14 July 2006

What Barack Obama Needs To Learn From Richard Hofstadter, Abraham Lincoln and FDR

(Guest posted by Big Tent Democrat)

Richard Hofstadter was the most perceptive observer of our political history since DeToqueville. So perceptive was Hofstadter that even though he passed away 36 years ago, he still is more clear headed and penetrating than some of our finest current historians. Professor Sean Wilentz, one of our finest living historians and an extremely gifted writer, has written a wonderful quasi-review of a newly released biography of Hofstadter by David S. Brown that demonstrates his gifts while also showing that even the best we have today do not measure up to Hofstadter.

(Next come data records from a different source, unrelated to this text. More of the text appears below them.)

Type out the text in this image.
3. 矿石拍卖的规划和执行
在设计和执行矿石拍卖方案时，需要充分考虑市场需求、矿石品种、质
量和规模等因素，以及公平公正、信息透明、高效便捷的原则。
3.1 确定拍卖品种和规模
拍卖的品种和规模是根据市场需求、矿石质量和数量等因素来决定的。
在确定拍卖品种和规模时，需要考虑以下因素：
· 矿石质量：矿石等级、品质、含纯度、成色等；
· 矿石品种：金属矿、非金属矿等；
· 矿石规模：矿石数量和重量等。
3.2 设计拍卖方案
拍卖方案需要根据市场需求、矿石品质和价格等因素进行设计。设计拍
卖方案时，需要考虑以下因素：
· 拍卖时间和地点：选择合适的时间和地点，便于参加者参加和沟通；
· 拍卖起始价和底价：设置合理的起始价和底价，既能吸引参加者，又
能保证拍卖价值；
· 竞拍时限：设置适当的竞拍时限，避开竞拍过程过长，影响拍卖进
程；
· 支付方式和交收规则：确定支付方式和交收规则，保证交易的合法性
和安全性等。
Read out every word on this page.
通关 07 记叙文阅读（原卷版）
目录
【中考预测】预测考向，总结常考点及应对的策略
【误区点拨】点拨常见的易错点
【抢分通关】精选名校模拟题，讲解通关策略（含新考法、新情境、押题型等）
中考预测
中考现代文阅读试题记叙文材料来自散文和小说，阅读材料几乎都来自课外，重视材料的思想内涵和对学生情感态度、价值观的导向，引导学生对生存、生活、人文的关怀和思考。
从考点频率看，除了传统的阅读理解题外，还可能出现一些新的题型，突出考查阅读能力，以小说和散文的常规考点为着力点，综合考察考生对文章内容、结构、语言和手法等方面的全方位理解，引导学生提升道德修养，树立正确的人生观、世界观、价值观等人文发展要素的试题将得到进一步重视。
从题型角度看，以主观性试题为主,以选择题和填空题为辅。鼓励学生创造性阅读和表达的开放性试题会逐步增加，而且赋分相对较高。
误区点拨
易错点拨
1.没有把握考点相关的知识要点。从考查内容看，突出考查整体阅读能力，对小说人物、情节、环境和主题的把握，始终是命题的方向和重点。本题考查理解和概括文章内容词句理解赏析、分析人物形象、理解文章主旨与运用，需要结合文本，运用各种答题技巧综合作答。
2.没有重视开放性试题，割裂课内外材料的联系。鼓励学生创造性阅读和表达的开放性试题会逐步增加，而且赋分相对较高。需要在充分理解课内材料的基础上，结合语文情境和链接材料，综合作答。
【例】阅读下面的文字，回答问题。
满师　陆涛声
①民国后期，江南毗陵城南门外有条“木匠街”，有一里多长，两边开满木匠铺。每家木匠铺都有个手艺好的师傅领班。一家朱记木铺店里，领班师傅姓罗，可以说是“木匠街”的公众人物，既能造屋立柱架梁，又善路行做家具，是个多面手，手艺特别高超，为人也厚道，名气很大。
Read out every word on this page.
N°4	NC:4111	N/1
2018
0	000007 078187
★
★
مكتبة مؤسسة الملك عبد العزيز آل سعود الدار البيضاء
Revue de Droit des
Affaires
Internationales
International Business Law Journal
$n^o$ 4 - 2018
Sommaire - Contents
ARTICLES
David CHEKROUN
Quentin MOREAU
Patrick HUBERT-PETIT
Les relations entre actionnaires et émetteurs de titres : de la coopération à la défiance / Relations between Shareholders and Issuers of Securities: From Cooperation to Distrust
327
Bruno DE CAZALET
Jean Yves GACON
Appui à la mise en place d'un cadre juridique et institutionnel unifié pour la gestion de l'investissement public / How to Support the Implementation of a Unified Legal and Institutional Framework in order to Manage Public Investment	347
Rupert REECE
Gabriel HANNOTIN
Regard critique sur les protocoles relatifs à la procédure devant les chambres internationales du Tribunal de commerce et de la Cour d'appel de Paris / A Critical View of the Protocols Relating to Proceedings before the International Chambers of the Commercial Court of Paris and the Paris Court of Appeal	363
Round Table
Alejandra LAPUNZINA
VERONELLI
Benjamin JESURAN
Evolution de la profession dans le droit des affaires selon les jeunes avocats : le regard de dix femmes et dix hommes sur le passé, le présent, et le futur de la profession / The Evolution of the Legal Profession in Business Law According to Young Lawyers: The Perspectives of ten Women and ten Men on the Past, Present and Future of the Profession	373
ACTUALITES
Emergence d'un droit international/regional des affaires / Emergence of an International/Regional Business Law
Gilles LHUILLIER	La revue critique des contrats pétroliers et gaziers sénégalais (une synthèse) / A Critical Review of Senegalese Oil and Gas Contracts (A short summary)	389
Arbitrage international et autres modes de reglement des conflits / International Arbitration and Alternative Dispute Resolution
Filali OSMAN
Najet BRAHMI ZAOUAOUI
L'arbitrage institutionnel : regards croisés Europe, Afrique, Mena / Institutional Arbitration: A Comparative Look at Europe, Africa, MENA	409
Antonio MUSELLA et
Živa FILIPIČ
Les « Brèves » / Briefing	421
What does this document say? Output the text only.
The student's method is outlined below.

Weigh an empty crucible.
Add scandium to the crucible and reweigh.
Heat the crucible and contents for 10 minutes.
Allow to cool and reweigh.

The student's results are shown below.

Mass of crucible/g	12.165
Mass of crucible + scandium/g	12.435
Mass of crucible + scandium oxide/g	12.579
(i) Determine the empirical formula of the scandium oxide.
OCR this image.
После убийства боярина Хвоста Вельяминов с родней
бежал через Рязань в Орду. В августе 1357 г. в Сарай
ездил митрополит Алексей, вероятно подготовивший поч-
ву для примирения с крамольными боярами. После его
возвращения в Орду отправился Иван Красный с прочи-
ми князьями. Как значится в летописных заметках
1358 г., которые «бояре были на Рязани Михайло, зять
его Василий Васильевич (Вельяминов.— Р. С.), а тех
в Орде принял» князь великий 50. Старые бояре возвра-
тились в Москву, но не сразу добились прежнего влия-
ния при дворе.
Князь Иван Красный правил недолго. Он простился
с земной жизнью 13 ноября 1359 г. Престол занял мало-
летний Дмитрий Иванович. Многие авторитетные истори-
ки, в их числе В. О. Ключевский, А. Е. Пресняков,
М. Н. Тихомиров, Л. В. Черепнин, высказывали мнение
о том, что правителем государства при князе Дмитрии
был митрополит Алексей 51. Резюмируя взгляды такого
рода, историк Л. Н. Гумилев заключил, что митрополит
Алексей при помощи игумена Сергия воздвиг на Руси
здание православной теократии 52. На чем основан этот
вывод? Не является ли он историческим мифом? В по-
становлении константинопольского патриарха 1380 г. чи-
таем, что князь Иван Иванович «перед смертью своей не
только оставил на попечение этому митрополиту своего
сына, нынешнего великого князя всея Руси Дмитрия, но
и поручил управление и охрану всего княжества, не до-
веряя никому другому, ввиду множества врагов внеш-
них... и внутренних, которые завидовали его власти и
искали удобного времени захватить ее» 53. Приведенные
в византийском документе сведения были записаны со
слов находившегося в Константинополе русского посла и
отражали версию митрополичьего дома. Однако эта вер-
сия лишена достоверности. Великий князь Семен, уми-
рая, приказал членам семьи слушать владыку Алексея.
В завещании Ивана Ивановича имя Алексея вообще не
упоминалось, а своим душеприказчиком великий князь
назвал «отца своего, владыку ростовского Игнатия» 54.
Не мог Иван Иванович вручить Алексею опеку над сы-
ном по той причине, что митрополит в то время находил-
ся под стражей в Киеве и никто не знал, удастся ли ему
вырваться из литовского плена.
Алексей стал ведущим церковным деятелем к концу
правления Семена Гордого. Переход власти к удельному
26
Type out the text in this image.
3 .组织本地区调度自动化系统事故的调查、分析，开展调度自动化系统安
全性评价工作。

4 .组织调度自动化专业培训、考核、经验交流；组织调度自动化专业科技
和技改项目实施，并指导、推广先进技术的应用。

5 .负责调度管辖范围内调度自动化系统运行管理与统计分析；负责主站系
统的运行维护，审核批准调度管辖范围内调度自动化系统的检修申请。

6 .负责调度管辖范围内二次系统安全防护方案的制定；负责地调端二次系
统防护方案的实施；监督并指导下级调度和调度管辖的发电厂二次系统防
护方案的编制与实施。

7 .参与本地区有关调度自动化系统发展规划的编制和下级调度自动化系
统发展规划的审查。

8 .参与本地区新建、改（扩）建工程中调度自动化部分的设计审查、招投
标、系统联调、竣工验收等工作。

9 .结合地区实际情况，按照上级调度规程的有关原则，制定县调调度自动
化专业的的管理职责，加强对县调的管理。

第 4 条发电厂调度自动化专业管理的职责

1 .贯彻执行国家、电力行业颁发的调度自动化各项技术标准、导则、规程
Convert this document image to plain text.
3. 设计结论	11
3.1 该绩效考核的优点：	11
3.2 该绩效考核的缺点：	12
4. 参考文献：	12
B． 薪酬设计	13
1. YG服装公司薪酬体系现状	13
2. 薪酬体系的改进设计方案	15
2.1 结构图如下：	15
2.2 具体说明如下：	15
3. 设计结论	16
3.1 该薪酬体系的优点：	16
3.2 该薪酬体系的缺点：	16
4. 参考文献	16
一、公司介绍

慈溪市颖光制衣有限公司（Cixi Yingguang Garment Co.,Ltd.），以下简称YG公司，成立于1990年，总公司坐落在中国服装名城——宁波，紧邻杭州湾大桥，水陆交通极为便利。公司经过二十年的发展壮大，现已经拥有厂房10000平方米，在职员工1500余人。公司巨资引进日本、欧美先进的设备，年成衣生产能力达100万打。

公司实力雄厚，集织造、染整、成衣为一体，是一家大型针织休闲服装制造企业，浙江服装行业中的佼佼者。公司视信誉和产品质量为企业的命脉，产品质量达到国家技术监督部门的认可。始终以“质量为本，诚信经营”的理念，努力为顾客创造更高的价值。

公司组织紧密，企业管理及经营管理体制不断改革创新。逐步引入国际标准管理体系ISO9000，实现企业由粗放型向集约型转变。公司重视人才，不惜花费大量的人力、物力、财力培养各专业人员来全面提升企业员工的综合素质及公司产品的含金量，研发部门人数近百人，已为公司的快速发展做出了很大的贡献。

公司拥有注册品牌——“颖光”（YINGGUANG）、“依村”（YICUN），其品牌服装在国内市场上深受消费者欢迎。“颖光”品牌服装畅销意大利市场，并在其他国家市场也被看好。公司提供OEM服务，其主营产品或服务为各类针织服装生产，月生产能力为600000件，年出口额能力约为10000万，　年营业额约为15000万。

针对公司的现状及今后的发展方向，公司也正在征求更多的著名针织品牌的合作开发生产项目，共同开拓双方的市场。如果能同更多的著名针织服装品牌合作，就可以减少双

Even Wilentz graciously recognizes this:

David S. Brown claims in this illuminating biography, Hofstadter retains an enormous mystique today, thirty-six years after his death from leukemia at the age of fifty-four. Phrases and concepts that Hofstadter invented to describe and to analyze American politics--"status anxiety," "the paranoid style"-- remain in currency among high-end journalists and pundits. His best books, The American Political Tradition and The Age of Reform, remain on graduate reading lists decades after their publication, models of dazzling prose and interpretive acuity. All but one of his half-dozen other major works remain in print.